V奪回のカギを握るのはこのコンビだ! 12年ぶりのリーグ制覇を目指す阪神。今オフはFA移籍した糸井嘉男外野手(35)にばかり注目が集まっているが、虎OBで本紙評論家の遠山奨志氏は投打のキーマンに虎復帰2年目の藤川球児投手(36)と育成枠から這い上がった“シンデレラボーイ”原口文仁捕手(24)を指名した。

【遠山奨志のブラッシュ一本締め】今オフの阪神は4年総額18億円(推定)で獲得した糸井の話題でいっぱいだ。どこのマスコミも優勝奪回のカギを握る男として持ち上げる傾向にあるが、私は藤川と原口が本当のキーマンだと思っている。

 今季の藤川は43試合に登板して5勝6敗3セーブ、防御率4・60と不本意な成績に終わった。先発から中継ぎに回った今年と違い、中継ぎに専念する来年はまさに勝負の年。今年と同じような投球に終始するようなら確実に居場所はなくなる。 残念ながら直球の球威が落ちているのは確か。制球力を上げるしかない。もともと駆け引きのセンスはあるだけにコントロール重視のスタイルへの変貌が今こそ必須となる。背番号は全盛時代の「22」に戻るが、以前のような“藤川球児”を追い求めてはダメ。逆に“ニュー球児”に生まれ変わる必要がある。

 藤川が守護神など「勝利の方程式」で力を出せば、チーム全体への波及効果が大きくなるし、12年ぶりの優勝にグッと近づくはずだ。

 原口は今季11本塁打をマークしたが、捕手としては課題が露呈したシーズンで盗塁阻止率は2割3分3厘だった。

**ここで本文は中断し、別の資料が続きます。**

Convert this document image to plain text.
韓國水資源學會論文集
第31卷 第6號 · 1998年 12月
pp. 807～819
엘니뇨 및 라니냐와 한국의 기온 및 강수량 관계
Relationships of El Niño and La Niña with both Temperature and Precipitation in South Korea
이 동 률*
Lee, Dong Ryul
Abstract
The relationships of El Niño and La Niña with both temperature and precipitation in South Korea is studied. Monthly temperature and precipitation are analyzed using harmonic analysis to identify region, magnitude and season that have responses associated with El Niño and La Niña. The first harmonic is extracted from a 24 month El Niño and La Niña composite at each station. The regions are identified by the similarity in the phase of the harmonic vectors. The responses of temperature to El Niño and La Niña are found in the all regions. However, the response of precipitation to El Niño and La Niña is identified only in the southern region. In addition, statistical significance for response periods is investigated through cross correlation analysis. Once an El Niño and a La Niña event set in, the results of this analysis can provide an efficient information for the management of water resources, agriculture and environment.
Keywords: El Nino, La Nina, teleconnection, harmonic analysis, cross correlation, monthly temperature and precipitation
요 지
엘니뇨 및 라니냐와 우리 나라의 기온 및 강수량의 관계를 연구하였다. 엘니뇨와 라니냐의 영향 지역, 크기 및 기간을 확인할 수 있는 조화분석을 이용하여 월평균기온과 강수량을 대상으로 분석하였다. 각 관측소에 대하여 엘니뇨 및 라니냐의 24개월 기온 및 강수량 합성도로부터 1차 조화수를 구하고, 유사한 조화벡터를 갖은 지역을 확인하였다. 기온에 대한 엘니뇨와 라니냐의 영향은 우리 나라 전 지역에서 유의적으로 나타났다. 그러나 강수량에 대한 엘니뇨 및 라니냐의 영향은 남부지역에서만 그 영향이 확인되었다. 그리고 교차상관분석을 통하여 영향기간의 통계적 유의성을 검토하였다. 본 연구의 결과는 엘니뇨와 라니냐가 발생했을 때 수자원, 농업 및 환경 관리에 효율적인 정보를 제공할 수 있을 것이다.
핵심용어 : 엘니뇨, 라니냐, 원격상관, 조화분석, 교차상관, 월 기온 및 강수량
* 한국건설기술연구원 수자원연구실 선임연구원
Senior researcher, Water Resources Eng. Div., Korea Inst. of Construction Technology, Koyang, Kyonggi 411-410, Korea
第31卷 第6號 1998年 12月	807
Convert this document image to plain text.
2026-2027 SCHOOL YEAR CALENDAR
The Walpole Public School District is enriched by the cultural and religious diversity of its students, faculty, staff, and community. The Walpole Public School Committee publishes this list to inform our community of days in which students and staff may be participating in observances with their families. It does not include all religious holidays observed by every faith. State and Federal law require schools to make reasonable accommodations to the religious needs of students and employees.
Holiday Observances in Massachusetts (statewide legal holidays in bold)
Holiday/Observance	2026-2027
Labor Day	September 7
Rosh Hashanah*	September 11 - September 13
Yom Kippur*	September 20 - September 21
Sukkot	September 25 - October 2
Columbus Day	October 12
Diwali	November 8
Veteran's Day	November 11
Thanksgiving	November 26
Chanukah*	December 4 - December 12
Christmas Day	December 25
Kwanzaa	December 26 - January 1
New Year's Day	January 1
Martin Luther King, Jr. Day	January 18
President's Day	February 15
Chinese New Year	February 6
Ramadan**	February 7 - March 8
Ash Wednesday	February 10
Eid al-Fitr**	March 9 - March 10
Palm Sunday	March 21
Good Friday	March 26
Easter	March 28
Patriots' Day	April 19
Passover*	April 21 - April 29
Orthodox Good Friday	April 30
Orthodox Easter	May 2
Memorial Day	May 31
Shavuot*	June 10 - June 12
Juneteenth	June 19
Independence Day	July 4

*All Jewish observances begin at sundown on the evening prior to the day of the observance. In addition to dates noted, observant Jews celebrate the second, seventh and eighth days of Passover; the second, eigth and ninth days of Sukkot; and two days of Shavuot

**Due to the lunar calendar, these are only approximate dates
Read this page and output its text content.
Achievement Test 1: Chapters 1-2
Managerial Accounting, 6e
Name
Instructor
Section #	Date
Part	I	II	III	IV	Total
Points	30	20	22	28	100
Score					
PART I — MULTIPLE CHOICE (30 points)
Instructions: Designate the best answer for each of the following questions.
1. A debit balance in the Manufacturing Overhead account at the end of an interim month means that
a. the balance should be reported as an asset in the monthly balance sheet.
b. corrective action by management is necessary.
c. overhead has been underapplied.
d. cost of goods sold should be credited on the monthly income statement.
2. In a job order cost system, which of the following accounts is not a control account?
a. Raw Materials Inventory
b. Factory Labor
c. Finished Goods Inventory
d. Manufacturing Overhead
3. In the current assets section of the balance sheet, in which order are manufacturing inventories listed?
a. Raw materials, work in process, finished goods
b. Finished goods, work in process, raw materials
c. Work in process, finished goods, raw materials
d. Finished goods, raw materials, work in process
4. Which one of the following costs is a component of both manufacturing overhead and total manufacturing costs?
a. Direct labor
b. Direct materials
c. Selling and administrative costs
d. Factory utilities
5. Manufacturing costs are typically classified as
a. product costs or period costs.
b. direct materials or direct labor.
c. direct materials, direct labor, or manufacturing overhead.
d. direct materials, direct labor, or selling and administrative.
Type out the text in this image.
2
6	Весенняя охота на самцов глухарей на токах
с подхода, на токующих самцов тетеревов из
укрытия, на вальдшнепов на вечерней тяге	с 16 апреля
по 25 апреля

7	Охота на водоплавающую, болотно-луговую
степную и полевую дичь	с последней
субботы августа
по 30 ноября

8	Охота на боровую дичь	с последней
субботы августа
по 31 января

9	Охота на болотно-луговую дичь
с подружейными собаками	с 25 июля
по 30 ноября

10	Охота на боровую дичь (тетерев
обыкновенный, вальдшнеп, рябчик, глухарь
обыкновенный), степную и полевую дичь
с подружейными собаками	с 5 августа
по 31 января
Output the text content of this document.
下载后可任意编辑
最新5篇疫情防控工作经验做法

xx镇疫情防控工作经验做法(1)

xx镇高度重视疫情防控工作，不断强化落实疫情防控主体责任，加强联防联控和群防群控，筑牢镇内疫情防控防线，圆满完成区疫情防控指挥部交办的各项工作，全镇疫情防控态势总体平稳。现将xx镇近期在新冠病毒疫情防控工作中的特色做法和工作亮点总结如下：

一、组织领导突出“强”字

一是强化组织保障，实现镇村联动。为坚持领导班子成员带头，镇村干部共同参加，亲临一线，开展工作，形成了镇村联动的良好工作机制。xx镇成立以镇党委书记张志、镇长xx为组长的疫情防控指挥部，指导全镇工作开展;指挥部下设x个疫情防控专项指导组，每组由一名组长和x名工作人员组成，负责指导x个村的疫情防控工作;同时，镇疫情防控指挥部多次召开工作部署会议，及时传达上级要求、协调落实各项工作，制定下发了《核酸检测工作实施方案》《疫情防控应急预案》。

打撃は金本監督も認めているのだから、あとは捕手としてどこまで成長できるかにかかっている。

 首脳陣は原口の肩の状態次第では一塁コンバートも視野に入れているようだが、本人も希望しているように捕手一本でいってほしい。打てる原口が扇の要として固定できるかどうかも、来年の大きなポイントになる。

 今の原口は必死になってスローイング練習に取り組んでいるだろうが、盗塁阻止は投手と捕手の共同作業。肩の強化だけでなく、今オフから投手とのコミュニケーションをもっと貪欲に深めていくことも大事だ。正妻の座は十分狙えると思う。期待している。(本紙評論家)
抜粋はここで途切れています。